VIATCHESLAV KOUPRIANOV (né en 1939)
LEÇONS
(Choix de poèmes bilingue)
Egalement traductions de Ch. Zeytounian-Beloüs et L. Robel
Viatcheslav Kouprianov, né en 1939, est une des figures les plus en vue de la nouvelle poésie russe. Tout en restant fidèle aux traditions philosophiques et culturelles de ses aînés, de Pouchkine à Akhmatova, il s’est attaché à renouveler les formes poétiques, en imposant notamment, au côté de Vladimir Bouritch, le vers libre qui fut longtemps taxé de « dissidence esthétique » à l’époque du réalisme socialiste.

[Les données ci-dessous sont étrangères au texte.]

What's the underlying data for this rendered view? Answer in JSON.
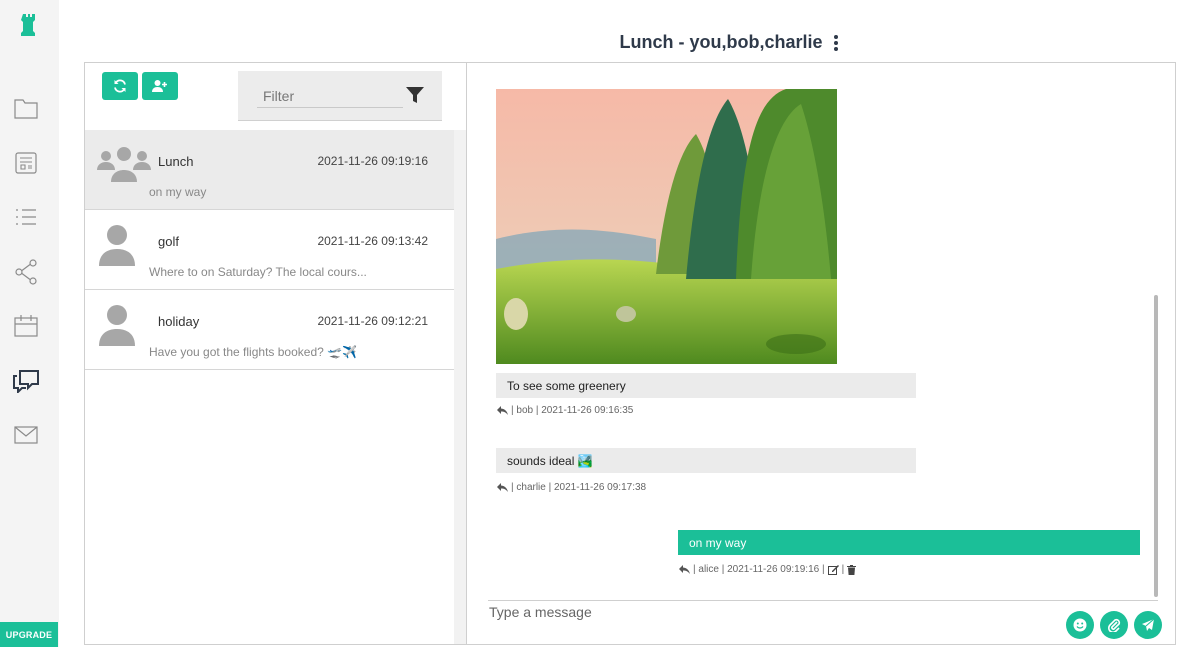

Auteur de huit recueils (dont A la première personne, 1981; Ainsi va la vie, 1982; Les devoirs, 1986; L’Echo, 1988 ; Ode au temps, 2010), il a été traduit en une trentaine de langues, dont l’allemand, le polonais, le serbo-croate, le néerlandais et l’anglais. Remarquable traducteur de Rilke, il est lui-même particulièrement apprécié en Allemagne où ont paru une quinzaine de ses livres.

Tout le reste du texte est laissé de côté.